Джулия принесла пистолет, который подобрала около дома в Александрии.
Он повесил телефонную трубку:
— Я жду два звонка. Один из Остер-Бэя. Мой друг из Компании может позвонить, чтобы дать нам знать, что он узнал о Майе Стерн и о службе найма; другой из Праги. Есть у меня коллега, который преподает там, в Карловом университете. В качестве дополнительного заработка он подрабатывает на Компанию. Он попробует выяснить источник этих страниц из досье.
Это произвело на нее впечатление.
— Вы времени даром не теряли.
— Не позволяю себе скучать.
Она фыркнула:
— Да уж, не приходится. Где вы можете показать мне, как надо стрелять?
Он стоял, разглядывая ее. Ей стало неловко, под его пристальным взглядом она еще раз поняла, насколько он привлекательный мужчина.
Он принял решение.
— Мы изменим вам внешность. Теперь, когда ваш портрет напечатан в газете, будет еще опаснее появляться на людях. Пошли.

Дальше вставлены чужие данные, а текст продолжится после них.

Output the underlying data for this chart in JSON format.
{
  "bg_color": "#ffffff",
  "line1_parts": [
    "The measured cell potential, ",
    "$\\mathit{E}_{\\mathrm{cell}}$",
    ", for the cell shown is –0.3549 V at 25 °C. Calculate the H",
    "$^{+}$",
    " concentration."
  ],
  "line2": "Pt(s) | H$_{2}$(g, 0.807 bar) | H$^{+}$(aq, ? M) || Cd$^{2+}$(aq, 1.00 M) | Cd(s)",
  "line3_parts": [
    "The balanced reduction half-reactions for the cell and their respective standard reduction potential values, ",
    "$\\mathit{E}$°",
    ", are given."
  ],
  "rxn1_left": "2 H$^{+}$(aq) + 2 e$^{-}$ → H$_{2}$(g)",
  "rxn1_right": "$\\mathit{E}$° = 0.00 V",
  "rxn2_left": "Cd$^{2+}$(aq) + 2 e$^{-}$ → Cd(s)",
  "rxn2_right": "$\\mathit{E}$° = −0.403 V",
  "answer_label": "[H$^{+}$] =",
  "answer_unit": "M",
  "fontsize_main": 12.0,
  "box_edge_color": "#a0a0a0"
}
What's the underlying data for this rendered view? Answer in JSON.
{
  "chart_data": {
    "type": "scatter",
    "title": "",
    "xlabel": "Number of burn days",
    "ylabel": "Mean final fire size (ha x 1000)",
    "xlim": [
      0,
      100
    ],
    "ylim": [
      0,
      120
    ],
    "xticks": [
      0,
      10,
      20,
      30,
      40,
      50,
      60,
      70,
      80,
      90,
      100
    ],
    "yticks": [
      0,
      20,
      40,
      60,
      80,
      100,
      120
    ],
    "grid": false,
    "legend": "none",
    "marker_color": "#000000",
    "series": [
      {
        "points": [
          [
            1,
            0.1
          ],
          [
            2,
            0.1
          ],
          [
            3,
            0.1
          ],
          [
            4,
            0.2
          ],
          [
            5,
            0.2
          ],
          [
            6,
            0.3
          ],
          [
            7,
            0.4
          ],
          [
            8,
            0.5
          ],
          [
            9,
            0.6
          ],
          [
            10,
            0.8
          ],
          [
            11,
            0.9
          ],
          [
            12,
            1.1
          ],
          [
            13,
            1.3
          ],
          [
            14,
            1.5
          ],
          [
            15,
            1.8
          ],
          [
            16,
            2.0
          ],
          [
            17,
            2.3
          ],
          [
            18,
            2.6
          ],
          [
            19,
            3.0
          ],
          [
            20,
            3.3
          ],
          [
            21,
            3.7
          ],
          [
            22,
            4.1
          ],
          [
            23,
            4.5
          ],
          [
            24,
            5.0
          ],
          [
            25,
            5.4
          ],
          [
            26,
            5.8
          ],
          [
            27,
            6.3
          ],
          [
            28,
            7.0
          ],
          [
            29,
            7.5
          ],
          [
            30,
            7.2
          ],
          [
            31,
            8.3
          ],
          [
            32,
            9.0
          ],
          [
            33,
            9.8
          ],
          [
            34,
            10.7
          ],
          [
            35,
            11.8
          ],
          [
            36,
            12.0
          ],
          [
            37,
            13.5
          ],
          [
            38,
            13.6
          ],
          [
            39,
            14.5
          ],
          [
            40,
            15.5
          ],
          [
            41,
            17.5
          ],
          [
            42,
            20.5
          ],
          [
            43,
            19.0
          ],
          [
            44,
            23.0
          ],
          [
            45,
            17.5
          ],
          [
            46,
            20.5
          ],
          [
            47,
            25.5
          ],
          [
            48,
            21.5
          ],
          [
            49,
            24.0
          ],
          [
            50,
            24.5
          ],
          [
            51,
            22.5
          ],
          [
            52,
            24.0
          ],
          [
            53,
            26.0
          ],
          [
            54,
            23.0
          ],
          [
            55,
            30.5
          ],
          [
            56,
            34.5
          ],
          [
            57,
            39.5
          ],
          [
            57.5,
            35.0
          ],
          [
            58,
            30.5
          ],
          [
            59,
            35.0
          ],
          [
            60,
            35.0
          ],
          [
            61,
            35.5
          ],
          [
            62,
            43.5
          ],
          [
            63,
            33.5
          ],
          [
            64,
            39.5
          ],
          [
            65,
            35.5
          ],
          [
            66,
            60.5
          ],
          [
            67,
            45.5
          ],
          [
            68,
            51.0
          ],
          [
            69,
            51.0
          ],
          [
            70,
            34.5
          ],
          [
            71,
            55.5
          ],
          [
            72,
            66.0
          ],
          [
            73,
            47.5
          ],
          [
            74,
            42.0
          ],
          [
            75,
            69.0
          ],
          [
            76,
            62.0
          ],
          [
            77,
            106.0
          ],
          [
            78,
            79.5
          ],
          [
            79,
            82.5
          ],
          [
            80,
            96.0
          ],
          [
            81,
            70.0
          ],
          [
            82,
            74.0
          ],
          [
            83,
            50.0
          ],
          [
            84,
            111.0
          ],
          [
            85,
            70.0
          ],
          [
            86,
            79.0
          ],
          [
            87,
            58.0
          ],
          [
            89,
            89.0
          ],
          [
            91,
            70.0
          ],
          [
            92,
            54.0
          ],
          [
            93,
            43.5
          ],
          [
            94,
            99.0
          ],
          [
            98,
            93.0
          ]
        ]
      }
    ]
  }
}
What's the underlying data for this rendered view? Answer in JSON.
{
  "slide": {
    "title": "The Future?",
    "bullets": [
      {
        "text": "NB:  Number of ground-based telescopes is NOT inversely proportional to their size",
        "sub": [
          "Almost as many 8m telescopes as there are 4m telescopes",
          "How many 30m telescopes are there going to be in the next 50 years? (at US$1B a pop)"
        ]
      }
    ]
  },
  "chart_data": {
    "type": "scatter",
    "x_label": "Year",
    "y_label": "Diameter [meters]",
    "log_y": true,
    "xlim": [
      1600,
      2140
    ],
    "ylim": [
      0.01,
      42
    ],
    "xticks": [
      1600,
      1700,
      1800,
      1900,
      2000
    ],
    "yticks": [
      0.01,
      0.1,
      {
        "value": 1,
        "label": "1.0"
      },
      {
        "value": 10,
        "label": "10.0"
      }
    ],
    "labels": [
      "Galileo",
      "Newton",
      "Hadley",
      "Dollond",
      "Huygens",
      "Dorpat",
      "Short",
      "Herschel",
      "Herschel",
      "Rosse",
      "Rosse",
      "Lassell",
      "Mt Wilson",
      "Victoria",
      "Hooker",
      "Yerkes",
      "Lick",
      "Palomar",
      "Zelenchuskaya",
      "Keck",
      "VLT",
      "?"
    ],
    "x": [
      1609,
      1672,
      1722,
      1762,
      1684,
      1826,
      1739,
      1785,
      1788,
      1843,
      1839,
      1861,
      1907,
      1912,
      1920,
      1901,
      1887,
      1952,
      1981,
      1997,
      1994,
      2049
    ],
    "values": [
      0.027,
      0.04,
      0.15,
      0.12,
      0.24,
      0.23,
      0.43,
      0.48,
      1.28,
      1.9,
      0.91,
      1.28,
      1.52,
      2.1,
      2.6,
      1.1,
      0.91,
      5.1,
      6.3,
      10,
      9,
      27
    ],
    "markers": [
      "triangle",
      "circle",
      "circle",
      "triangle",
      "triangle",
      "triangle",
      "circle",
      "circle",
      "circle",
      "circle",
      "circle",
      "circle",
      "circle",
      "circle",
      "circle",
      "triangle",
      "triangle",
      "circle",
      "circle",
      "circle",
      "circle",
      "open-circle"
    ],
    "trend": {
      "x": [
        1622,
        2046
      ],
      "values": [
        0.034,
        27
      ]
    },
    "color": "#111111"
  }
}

Он провел ее через комнату, где провел ночь. Там стояла королевских размеров кровать с белым кружевным покрывалом, прикроватными столиками и бюро. На стене висела старинная икона, очевидно русская, — Богородица с младенцем.
Он присел и извлек из шкафчика под раковиной в туалете бутылку:
— Ага. То что надо. Волшебное преобразование.
* * *
Джулия сидела на краю кровати. Сэм склонился над ее головой. Она смотрела, как мышцы бугрились под его обтягивающей черной футболкой. Она закрыла глаза. Не имея теперь возможности видеть его грудь, она почувствовала запах его дыхания — мятной зубной пасты.
— "Крест", — сказала она ему.
— А? — Он был сосредоточен.
— Сегодня утром вы чистили зубы пастой «Крест». Он сделал паузу.
— Вы правы. Вы смогли по запаху определить сорт?
— Конечно.
— У вас, кроме всего прочего, очень развита память на запахи.
Сэм продолжил свою работу. Его руки оказались на удивление ласковыми, когда он поднимал несколько прядей ее волос, окрашивал их, а затем повторял процесс.
— Как и у всех слепых. Я говорила вам. Альтернативное зрение.
Он отступил назад, и тепло его тела откатилось, как волна. На мгновение она ощутила укол одиночества.
— Мне нравится, — решил он. — Взгляните. Это старый театральный фокус.
Она встала перед зеркалом. Сэм проделал замечательную работу. Она вдруг стала на десять лет старше, а седые волосы сделали ее почти похожей на школьную учительницу.
Он стал рыться в настенном шкафчике. Затем протянул ей маленький мешочек:
— Моя мать хранила здесь заколки для волос. Вы можете собрать волосы на затылке?
Не говоря ни слова, Джулия вернулась к зеркалу. Сначала она хотела сделать прическу, как носила ее мать. По крайней мере она знала, как это делать. Но у нее не получилось. Вместо этого она нашла аптечную резинку, сделала себе «конский хвост» высоко на затылке, накрутила волосы вокруг этой резинки и с помощью заколок соорудила нечто строгое.
Сэм наблюдал за ее манипуляциями. Она чувствовала на себе его внимательный и анализирующий взгляд. Он протянул ей очки:
— Примерьте их. В них вставлены обыкновенные стекла. Я нашел их среди реквизита в комнате деда.
Джулия надела их и еще раз посмотрела на себя в зеркало. Теперь она выглядела старше, мудрее и проще. Она поймала себя на том, что улыбается. Вокруг этой новой Джулии с седыми волосами, с очками в толстой черепаховой оправе и с серьезным лицом витал дух соблазнительной тайны. Она выглядела так, словно провела всю жизнь в библиотеке — в музыкальной библиотеке. Чувство потери отступило.
Она повернулась к нему:
— Похоже на меня, но не очень.
— Вы проведете любого, кто не очень хорошо вас знает.